`WhisperTranscriber` to add filename to document metadata
It would be great if we provided the option to add the filename to the metadata of the documents that the WhisperTranscribercreates. Currently there's not good way of doing this. This would really help when building RAG pipelines where you want to query videos, but you want to reference the video in the response.
Additional learning with @anakin87 :
It seems that even if we want to add the meta via an indexing pipeline, as shown below, the meta will get ignored. I think this might be because the root node (Whisper) ignores the meta.
The indexing pipeline:
whisper = WhisperTranscriber(api_key=api_key)
indexing_pipeline = Pipeline()
indexing_pipeline.add_node(component=whisper, name="Whisper", inputs=["File"])
indexing_pipeline.add_node(component=preprocessor, name="Preprocessor", inputs=["Whisper"])
indexing_pipeline.add_node(component=embedder, name="Embedder", inputs=["Preprocessor"])
indexing_pipeline.add_node(component=document_store, name="DocumentStore", inputs=["Embedder"])
videos = ["https://www.youtube.com/watch?v=h5id4erwD4s", "https://www.youtube.com/watch?v=iFUeV3aYynI"]
# for video in videos:
file_path1 = youtube2audio("https://www.youtube.com/watch?v=h5id4erwD4s")
file_path2 = youtube2audio("https://www.youtube.com/watch?v=iFUeV3aYynI")
doc1 = {'file_path': file_path1, "url": "https://www.youtube.com/watch?v=h5id4erwD4s"}
doc2 = {'file_path': file_path2, "url": "https://www.youtube.com/watch?v=iFUeV3aYynI"}
indexing_pipeline.run(file_paths=[doc1['file_path'], doc2['file_path']], meta=[{"url": doc['url'] for doc in [doc1, doc2]}])

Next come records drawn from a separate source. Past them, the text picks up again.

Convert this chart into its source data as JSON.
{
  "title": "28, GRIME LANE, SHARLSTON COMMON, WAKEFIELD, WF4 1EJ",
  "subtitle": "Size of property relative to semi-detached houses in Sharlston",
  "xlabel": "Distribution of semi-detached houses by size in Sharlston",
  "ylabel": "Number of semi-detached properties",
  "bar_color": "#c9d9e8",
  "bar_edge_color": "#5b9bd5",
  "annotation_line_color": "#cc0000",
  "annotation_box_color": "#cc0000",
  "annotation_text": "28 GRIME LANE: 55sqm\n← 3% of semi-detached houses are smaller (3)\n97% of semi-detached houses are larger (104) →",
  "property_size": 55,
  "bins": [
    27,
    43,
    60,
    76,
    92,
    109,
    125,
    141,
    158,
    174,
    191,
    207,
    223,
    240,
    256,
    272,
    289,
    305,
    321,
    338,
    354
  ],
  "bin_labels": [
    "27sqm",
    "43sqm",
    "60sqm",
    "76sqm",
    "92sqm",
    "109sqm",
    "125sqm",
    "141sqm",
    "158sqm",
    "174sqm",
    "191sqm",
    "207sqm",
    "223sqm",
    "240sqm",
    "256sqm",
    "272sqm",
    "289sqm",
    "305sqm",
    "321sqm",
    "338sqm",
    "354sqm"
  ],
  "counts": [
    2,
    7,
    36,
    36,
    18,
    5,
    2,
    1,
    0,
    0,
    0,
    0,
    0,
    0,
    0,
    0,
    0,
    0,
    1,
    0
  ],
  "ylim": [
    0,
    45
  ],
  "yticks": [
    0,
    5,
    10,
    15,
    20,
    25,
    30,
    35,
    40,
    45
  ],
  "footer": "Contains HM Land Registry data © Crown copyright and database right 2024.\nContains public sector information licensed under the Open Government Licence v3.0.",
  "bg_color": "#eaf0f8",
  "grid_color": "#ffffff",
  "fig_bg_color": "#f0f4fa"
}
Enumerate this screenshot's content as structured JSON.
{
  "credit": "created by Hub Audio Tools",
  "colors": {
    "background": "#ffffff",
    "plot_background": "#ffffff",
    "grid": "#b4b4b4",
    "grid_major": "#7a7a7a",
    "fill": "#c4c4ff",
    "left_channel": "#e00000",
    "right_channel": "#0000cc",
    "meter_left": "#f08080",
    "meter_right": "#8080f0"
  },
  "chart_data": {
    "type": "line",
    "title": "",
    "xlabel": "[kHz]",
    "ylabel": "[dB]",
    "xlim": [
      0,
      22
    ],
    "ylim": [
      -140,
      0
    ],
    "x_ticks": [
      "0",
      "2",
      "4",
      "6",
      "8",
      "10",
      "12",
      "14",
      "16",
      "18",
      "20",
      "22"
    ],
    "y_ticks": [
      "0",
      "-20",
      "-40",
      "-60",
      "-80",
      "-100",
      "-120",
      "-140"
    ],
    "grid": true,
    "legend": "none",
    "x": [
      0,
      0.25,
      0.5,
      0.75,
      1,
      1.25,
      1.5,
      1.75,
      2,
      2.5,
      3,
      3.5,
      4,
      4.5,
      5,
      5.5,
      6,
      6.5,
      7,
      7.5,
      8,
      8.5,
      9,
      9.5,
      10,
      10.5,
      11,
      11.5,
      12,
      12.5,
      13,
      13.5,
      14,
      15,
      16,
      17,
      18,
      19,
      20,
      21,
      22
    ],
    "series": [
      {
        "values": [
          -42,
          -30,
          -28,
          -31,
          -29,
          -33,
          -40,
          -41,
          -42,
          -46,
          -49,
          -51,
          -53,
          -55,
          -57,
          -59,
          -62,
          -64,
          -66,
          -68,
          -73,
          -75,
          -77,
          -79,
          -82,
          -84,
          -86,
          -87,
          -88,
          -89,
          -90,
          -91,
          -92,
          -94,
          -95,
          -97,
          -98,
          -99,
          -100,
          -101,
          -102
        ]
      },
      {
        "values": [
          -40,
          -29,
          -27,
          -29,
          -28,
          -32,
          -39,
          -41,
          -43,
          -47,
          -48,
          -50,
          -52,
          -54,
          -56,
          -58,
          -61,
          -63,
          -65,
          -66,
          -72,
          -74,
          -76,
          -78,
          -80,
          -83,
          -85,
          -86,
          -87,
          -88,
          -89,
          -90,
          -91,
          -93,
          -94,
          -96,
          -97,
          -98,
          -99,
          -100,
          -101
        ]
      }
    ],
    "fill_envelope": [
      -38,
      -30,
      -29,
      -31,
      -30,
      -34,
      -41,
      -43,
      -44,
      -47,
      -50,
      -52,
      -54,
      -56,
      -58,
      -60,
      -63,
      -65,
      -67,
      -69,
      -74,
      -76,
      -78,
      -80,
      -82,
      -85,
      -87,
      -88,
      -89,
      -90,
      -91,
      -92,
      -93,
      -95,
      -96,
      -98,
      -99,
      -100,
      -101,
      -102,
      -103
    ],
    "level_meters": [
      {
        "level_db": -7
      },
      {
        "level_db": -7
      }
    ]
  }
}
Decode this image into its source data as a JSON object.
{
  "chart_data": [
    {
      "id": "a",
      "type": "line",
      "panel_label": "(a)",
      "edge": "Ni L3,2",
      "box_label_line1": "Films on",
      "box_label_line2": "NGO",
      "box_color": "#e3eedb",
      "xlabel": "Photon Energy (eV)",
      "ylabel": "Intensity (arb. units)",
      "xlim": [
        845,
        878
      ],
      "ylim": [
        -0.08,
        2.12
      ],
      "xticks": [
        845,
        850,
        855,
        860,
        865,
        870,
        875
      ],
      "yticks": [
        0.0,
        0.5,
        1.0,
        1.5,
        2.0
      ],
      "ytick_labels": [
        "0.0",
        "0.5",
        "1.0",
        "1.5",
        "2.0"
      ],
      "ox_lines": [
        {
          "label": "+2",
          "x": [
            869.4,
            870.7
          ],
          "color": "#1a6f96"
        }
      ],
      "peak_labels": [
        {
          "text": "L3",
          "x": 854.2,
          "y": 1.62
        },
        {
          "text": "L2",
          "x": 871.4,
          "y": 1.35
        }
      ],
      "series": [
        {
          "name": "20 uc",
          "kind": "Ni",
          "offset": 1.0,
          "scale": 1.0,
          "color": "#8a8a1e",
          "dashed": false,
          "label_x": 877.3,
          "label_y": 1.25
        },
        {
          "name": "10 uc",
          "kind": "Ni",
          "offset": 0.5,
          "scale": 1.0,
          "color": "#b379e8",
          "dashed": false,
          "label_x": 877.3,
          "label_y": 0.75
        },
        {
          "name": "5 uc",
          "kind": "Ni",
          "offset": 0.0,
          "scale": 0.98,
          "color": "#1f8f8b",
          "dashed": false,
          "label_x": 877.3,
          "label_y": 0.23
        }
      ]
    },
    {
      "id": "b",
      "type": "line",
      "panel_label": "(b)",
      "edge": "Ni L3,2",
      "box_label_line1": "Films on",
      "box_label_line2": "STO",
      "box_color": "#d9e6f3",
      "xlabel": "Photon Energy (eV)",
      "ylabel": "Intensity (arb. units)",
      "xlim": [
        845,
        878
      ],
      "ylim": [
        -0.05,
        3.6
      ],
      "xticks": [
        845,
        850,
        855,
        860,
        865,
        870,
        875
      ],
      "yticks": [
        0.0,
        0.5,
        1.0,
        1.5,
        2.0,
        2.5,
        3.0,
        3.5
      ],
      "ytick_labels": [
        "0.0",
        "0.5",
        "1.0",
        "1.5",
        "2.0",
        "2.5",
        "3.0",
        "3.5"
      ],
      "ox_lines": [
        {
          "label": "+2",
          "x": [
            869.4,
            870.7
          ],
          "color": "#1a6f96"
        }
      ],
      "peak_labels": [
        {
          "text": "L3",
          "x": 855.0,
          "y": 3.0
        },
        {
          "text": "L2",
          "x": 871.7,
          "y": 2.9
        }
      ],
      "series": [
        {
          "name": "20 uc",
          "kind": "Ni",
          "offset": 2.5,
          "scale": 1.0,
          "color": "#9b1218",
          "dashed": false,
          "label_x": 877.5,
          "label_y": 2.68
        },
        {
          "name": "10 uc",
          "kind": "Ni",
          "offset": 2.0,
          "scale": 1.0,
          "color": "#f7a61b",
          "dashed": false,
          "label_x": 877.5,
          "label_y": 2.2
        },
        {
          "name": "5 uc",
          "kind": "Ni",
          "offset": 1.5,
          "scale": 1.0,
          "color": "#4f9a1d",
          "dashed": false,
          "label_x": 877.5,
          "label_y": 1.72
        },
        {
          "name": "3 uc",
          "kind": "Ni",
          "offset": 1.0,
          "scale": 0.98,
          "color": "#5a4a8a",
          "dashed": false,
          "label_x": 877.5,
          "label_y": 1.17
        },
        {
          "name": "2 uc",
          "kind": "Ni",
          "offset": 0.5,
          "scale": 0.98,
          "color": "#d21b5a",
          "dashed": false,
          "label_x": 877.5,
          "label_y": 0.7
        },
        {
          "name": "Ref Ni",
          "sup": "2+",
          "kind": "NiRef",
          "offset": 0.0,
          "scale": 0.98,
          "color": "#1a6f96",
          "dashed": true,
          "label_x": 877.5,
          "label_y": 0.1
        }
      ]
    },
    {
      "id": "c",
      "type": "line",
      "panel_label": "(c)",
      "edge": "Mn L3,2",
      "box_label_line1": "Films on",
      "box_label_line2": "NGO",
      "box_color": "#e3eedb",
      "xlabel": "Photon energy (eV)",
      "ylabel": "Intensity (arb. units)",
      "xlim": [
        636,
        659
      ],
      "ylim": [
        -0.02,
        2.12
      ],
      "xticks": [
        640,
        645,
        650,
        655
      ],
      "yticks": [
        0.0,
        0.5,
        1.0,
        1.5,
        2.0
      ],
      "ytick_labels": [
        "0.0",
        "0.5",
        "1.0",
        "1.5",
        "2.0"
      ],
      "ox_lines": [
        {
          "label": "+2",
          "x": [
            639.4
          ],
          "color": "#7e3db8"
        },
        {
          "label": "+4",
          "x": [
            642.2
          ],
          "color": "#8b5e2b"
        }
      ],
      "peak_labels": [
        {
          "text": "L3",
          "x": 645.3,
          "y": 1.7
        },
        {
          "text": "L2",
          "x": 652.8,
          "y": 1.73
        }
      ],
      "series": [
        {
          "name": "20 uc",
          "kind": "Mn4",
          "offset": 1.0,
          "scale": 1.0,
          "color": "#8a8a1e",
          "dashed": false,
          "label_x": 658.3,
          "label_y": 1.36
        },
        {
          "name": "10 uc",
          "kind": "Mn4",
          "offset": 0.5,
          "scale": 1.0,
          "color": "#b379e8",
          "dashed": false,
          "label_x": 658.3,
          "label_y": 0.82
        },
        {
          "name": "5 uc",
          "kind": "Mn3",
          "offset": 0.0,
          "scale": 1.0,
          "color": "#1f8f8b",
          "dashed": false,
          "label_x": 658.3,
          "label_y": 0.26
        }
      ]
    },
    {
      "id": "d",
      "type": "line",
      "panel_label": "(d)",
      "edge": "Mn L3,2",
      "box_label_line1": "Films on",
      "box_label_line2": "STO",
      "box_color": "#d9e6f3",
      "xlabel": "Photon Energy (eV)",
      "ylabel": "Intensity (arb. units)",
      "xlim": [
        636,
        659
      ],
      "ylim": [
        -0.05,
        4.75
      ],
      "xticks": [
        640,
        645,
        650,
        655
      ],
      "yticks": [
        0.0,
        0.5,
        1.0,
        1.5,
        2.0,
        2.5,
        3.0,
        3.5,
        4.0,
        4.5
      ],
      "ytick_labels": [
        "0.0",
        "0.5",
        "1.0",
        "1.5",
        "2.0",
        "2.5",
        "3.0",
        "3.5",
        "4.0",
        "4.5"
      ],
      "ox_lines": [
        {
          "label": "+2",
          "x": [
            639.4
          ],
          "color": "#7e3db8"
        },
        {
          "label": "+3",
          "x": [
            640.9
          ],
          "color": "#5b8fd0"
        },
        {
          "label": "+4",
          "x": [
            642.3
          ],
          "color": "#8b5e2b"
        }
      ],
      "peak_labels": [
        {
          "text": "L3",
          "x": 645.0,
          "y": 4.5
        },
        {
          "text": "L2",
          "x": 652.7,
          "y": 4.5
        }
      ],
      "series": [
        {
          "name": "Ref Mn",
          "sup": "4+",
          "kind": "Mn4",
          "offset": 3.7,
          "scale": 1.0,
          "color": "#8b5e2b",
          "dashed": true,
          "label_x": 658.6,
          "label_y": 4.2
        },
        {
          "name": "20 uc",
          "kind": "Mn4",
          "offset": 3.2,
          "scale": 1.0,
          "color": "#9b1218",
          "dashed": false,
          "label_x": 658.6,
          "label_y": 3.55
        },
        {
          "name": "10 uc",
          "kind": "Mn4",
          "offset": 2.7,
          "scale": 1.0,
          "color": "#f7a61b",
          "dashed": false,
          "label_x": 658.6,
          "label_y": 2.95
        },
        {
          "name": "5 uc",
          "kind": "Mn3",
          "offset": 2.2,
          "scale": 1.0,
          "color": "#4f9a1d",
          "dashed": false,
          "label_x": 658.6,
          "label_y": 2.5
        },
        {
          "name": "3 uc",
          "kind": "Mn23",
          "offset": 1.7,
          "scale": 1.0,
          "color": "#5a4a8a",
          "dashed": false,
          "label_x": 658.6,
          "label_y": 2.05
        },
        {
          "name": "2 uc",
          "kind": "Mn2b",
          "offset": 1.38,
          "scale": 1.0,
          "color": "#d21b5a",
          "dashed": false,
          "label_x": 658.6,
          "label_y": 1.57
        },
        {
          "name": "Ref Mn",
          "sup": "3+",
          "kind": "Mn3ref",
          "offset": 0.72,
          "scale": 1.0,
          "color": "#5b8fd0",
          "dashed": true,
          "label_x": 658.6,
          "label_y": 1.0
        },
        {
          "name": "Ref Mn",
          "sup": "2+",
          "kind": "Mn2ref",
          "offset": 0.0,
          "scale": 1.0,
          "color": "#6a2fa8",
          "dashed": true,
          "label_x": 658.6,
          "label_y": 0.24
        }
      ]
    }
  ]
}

As Tuana said, meta is ignored.
See, for example, the run method:
https://github.com/deepset-ai/haystack/blob/a5b815690ed7343882603a675c621ffc4c129c9b/haystack/nodes/audio/whisper_transcriber.py#L176-L186
The issue was related to 1.x, which is in maintenance mode.
In 2.x, this information is added to Document.meta if available.